In der Einleitung vermitteln die Verfasser ihr Anliegen: eine ungewöhnliche Lebensgeschichte festzuhalten. Dabei bauen sie stark auf der Erzählung der Gesprächspartnerin, sie sehen sich aber auch vor der Notwendigkeit, zu vielen Aspekten nachforschen, ergänzen und einordnen zu müssen.

Die Familie der Erzählerin ist Anfang des 20. Jahrhunderts aus Ostpreußen nach Essen zugewandert. Der Vater war Bergmann, der mit seiner Frau, mit seiner Mutter und den sechs Kindern in einer Wohnung in einem Mehrfamilienhaus in Essen-Altenessen lebte. Nach dem Besuch der Evangelischen Volksschule folgte für Leni, wie Helene genannt wurde, die Handelsschule. Sie wurde Buchhalterin in einem Herrenkonfektionsgeschäft. An ihrer Arbeitsstelle lernte sie den aus Warschau stammenden David Zytnicka kennen: ein ansehnlicher Mann, den die junge Frau heiratete. Sie trat zum Judentum über und verlor durch die Heirat ihre deutsche Staatsangehörigkeit. Mit keinem Wort erwähnt die Erzählerin Einwände ihrer Familie zu ihrer Heirat und dem Übertritt zum Judentum.

David Zytnicka war Wäschevertreter. Neben seiner beruflichen Tätigkeit engagierte er sich im Verband der Ostjuden, einer zahlenmäßig starken Minderheit innerhalb der jüdischen Gemeinschaft in Essen (1925: 1.173 von 4.209 Juden) und dem Rheinisch-westfälischen Industriegebiet. Nach Auskunft seiner Witwe sprach er Polnisch, Jiddisch und perfekt Deutsch.

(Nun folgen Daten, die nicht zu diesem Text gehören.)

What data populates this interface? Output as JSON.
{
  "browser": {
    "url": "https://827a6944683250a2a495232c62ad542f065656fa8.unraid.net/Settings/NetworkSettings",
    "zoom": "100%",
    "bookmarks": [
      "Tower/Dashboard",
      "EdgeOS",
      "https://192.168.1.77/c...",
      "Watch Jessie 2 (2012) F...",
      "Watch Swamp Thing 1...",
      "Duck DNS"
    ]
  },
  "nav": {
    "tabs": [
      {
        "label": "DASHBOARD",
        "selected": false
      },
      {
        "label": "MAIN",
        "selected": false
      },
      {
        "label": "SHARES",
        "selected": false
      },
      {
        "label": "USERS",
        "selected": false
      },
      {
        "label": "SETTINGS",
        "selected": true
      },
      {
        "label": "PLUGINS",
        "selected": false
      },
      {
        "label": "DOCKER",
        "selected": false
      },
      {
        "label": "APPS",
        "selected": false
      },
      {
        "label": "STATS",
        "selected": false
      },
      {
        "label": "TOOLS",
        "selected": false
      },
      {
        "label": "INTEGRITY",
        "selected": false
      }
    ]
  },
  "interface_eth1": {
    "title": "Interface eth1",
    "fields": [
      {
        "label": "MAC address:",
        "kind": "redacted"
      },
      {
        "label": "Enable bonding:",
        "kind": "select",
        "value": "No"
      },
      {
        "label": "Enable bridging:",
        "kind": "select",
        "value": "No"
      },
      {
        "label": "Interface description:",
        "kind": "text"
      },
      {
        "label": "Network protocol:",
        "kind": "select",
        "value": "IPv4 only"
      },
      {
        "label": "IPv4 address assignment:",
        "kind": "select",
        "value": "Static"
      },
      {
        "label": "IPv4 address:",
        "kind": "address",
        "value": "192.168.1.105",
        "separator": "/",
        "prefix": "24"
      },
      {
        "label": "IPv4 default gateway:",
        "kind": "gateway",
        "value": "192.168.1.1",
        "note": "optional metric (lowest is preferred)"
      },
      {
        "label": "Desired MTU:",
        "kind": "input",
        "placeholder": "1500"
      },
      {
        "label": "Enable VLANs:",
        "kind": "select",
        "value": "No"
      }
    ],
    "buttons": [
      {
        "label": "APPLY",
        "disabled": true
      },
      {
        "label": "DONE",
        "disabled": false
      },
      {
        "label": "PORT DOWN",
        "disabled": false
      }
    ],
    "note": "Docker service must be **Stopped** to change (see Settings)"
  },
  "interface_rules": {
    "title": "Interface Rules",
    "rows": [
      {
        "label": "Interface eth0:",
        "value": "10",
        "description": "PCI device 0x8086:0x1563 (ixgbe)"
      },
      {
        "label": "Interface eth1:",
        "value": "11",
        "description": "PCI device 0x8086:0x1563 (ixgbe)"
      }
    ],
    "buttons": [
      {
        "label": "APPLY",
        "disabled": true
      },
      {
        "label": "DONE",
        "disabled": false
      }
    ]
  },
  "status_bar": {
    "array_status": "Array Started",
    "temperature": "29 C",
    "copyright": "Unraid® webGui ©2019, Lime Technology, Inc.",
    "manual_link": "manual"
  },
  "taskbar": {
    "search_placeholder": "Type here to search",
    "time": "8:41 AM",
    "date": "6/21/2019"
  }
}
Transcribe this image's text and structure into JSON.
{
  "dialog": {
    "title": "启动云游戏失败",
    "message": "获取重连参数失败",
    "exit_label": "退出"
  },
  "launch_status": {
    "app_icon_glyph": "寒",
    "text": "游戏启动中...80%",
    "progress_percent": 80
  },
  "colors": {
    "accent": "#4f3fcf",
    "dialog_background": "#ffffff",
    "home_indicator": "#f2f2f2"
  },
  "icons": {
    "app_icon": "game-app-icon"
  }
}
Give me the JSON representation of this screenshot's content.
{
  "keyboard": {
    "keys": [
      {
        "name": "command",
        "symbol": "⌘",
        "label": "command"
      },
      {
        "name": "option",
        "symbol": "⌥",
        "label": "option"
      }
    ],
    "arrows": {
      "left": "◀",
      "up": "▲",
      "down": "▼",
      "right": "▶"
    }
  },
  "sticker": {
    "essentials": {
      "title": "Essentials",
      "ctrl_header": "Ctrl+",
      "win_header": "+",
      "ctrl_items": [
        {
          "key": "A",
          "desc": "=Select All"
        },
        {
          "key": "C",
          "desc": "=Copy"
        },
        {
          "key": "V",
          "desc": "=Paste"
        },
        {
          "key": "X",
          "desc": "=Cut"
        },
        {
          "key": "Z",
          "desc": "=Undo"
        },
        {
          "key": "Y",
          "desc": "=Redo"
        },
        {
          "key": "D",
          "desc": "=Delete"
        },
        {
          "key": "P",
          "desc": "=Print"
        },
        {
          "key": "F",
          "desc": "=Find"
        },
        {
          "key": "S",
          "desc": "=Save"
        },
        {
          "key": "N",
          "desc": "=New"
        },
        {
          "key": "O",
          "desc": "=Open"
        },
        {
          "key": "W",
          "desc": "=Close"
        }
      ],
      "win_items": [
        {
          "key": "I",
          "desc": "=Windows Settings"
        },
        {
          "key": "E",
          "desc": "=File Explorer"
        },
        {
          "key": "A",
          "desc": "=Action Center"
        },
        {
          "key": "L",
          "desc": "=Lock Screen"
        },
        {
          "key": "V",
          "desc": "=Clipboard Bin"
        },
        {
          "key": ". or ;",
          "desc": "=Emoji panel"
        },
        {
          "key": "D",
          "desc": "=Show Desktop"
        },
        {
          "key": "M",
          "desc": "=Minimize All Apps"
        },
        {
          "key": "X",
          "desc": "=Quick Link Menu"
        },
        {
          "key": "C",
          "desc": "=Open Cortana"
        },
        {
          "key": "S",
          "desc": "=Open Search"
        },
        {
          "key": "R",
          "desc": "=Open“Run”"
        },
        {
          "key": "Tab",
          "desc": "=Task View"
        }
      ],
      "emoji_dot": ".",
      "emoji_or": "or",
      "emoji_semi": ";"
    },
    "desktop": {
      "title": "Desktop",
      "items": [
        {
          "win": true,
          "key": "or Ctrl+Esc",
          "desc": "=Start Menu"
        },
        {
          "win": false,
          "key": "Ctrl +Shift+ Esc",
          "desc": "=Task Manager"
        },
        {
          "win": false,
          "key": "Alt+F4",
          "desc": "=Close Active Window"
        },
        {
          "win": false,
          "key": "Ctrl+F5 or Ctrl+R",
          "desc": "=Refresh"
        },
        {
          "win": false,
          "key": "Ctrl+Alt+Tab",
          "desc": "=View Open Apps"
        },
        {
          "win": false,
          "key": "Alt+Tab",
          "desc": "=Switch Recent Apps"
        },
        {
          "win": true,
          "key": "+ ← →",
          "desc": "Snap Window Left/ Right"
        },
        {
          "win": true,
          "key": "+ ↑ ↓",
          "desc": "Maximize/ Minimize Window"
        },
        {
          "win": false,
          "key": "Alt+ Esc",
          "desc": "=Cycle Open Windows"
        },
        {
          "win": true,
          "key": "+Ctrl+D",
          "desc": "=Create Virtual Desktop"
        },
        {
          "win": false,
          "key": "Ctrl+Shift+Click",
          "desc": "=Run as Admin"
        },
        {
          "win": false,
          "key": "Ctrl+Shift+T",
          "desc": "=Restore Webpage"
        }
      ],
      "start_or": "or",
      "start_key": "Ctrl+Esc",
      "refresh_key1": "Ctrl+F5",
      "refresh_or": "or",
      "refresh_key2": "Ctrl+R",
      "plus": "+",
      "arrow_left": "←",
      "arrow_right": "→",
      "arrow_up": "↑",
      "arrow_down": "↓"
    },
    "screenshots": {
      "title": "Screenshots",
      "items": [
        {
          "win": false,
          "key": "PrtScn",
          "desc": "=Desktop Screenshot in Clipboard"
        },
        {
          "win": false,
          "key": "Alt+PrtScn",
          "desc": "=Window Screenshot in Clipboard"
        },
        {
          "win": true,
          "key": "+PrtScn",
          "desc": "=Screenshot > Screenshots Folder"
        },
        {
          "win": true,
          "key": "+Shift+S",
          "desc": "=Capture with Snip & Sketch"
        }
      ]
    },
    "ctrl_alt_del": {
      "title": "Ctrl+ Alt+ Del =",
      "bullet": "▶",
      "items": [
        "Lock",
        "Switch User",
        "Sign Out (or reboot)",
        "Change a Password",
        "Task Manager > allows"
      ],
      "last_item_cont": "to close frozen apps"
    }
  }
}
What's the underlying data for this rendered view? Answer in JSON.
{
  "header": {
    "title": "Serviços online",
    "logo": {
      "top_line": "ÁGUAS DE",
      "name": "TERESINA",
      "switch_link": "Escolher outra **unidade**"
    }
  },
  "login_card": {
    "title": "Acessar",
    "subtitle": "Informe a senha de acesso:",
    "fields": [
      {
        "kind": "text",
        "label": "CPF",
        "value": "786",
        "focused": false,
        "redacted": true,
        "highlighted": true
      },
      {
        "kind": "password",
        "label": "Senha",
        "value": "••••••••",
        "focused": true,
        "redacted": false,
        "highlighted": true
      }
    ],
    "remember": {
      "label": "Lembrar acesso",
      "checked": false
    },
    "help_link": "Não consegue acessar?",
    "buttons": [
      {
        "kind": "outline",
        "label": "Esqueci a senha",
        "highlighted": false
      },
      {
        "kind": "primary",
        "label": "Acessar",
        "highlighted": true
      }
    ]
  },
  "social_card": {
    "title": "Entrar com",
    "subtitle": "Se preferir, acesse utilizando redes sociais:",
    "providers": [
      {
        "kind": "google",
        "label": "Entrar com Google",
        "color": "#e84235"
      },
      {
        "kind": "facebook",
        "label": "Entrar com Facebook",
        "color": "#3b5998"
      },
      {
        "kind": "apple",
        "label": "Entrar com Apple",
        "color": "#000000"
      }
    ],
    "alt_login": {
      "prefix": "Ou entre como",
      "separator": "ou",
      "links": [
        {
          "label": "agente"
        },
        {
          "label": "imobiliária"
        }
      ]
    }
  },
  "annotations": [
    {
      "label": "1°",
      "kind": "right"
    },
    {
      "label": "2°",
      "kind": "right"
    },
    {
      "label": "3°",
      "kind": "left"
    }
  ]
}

Über die politischen und wirtschaftlich daraus folgenden Veränderungen der Jahre 1933 bis 1938 erfahren die Interviewer wenig. Die Erinnerungen an die ersten fünf Jahre der NS-Herrschaft traten hinter die nach dem 28.Oktober 1938 folgenden Ereignisse offensichtlich ganz zurück. Zwei Beamte in Zivil forderten an diesem Tag die Familie in ihrer Wohnung auf, umgehend mit zur Essener Feuerwache zu kommen. Im Laufe dieses Tages wurden in Essen insgesamt 461 Personen abgeholt, nicht wenige niemals in Polen ansässig gewesene Frauen und Kinder. Der Historiker Ludger Heid spricht von 40% der 17.000 Deportierten aus dem gesamten Reich. [1] Sie wurden mit ihren wenigen Habseligkeiten, die sie hatten packen oder die ihnen Gemeindemitglieder in die Sammelstelle hatten bringen können, in Personenzüge begleitet und deportiert.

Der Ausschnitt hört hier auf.